Estilo de vida, nutrición y salud emocional
Más allá de la herencia genética, la propia María Branyas atribuía sistemáticamente su longevidad a un conjunto de hábitos cotidianos caracterizados por la moderación, la paz mental y la estabilidad emocional. Solía resumir sus pilares vitales en las siguientes pautas cotidianas:
- Tranquilidad emocional: Evitar la búsqueda del estrés innecesario y mantener una actitud serena ante las adversidades.

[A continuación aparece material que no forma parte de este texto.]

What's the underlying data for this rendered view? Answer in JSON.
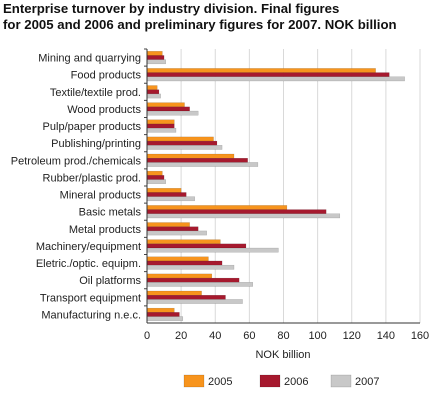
{
  "chart_data": {
    "type": "bar",
    "orientation": "horizontal",
    "title_line1": "Enterprise turnover by industry division. Final figures",
    "title_line2": "for 2005 and 2006 and preliminary figures for 2007. NOK billion",
    "xlabel": "NOK billion",
    "xlim": [
      0,
      160
    ],
    "xticks": [
      0,
      20,
      40,
      60,
      80,
      100,
      120,
      140,
      160
    ],
    "grid": true,
    "legend_position": "bottom",
    "categories": [
      "Mining and quarrying",
      "Food products",
      "Textile/textile prod.",
      "Wood products",
      "Pulp/paper products",
      "Publishing/printing",
      "Petroleum prod./chemicals",
      "Rubber/plastic prod.",
      "Mineral products",
      "Basic metals",
      "Metal products",
      "Machinery/equipment",
      "Eletric./optic. equipm.",
      "Oil platforms",
      "Transport equipment",
      "Manufacturing n.e.c."
    ],
    "series": [
      {
        "name": "2005",
        "color": "#f7941d",
        "values": [
          9,
          134,
          6,
          22,
          16,
          39,
          51,
          9,
          20,
          82,
          25,
          43,
          36,
          38,
          32,
          16
        ]
      },
      {
        "name": "2006",
        "color": "#a6192e",
        "values": [
          10,
          142,
          7,
          25,
          16,
          41,
          59,
          10,
          23,
          105,
          30,
          58,
          44,
          54,
          46,
          19
        ]
      },
      {
        "name": "2007",
        "color": "#c8c8c8",
        "values": [
          11,
          151,
          8,
          30,
          17,
          44,
          65,
          11,
          28,
          113,
          35,
          77,
          51,
          62,
          56,
          21
        ]
      }
    ]
  }
}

- Vínculos afectivos profundos: Cultivar relaciones estrechas con la familia, los amigos y la comunidad circundante.
- Contacto con la naturaleza: Disfrutar periódicamente del aire libre y de entornos pacíficos.
- Alimentación equilibrada: Consumo constante de dieta mediterránea en raciones moderadas e inclusión diaria de yogur natural.
- Actitud positiva: Afrontar los acontecimientos diarios sin acumular remordimientos ni rencores hacia los demás.
Desde la perspectiva de la medicina integrativa, estos hábitos ejercen un impacto directo sobre el sistema endocrino e inmunológico. Reducir la angustia prolongada evita la hiperactivación del cortisol, lo que protege la elasticidad de las arterias y preserva las redes neuronales.
La resiliencia de María quedó demostrada en múltiples ocasiones, logrando superar sin secuelas la pandemia de Gripe Española de 1918, la Guerra Civil Española y la infección por COVID-19 en el año 2020, cuando contaba con 113 años de edad.
Implicaciones clínicas para el futuro de la medicina
Los datos extraídos del perfil biológico de María Branyas se están empleando para desarrollar aplicaciones terapéuticas dirigidas al conjunto de la población. El objetivo de la comunidad médica no es alcanzar la inmortalidad humana, sino replicar farmacológicamente estos mecanismos de protección celular para garantizar que el proceso de envejecimiento transcurra sin dependencia ni enfermedades invalidantes.
Las líneas de investigación derivadas abarcan el diseño de probióticos avanzados inspirados en su perfil intestinal, así como moduladores epigenéticos orientados a mitigar el deterioro de los telómeros en pacientes ancianos.
Comprender las rutas moleculares presentes en los supercentenarios ofrece una guía científica clara para reducir el impacto del deterioro cognitivo y los males metabólicos asociados a la edad avanzada.
«La longevidad excepcional es la convergencia entre una genética protectora y un estilo de vida basado en la serenidad, la buena nutrición y la cohesión afectiva.»
El legado científico de María Branyas confirma que envejecer con salud es el resultado de un equilibrio integral entre la biología interna y la relación con nuestro entorno.
Mientras la ciencia continúa descifrando los misterios guardados en su ADN, su lección fundamental permanece clara: cuidar el organismo, pacificar la mente y mantener vínculos humanos sólidos representan las mejores herramientas para añadir años a la vida y asegurar la plenitud durante todo el camino.